After the initial success of its premiere in 1819 at Teatro La Scala, Rossini’s “Bianca e Falliero” managed to hold its place on Italian stages and beyond for over 10 years before disappearing completely. It was not until 1986 that its first revival in modern times took place, thanks to the Rossini Opera Festival in Pesaro. The performance proved to be somewhat of a turning point for the opera’s fortunes; if it did not exactly catapult it onto stages across the world, it at least managed to garner sufficient interest from one or two other companies to schedule the occasional performance, as well as giving rise to a number of recordings.

The revival of its fortunes, however, has little to do with Romani’s libretto, which, with its unremarkable plot, is of limited interest. Falliero, a courageous and successful general in the Venetian army, is in love with Bianca, and the pair wish to marry.

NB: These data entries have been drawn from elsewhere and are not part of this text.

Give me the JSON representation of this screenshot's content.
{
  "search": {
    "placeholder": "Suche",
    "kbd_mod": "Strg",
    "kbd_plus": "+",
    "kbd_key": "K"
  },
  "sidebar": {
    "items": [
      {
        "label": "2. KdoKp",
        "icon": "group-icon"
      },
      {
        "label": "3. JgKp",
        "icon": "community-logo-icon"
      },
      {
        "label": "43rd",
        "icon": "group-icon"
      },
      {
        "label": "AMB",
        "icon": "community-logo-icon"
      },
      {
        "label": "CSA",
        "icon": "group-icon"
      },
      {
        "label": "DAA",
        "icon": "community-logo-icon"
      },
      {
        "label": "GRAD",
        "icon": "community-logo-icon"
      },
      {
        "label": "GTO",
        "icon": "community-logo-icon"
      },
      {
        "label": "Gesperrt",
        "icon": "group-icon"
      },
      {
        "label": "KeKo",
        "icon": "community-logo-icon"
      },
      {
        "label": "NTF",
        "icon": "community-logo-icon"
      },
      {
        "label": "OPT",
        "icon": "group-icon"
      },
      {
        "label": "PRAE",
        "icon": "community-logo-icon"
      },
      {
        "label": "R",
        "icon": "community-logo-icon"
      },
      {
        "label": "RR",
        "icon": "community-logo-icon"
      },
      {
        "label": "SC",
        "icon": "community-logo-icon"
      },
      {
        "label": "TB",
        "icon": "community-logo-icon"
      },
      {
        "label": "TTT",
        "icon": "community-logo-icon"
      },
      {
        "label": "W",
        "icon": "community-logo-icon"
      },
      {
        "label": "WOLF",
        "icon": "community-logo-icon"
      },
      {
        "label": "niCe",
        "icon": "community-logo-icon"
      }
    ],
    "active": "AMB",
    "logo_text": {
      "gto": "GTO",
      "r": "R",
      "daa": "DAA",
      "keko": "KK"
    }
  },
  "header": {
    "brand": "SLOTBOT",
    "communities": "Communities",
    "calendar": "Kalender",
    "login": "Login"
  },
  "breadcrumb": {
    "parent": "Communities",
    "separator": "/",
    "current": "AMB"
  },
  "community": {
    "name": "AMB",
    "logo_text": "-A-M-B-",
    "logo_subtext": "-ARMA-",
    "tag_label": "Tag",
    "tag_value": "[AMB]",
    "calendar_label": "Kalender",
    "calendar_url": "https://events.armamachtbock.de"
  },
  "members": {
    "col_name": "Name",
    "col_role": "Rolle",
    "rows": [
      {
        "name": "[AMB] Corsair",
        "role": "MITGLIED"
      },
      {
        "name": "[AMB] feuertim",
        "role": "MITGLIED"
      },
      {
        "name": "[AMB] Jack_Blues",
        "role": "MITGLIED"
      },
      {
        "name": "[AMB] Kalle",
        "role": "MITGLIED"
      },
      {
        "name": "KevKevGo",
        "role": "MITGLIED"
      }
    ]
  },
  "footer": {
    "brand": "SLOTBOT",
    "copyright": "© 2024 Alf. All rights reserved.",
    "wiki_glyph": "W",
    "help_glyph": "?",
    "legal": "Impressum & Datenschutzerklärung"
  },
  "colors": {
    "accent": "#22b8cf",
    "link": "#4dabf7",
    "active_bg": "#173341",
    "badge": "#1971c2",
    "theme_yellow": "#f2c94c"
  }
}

Her father, Contareno, however, has a very different plan for his daughter.

He wishes her to marry the wealthy Capellio in order to restore the family’s fortunes and spends much of the opera bullying, cajoling and threatening her to acquiesce to his ‘request.’ Such is Bianca and Falliero’s determination to resist Conterano that he eventually relents, and the opera concludes on a happy note. It is, in other words, a storyline typical of the period in which the focus is on creating a series of highly charged emotional conflicts and expressions of love and jealousy for the co.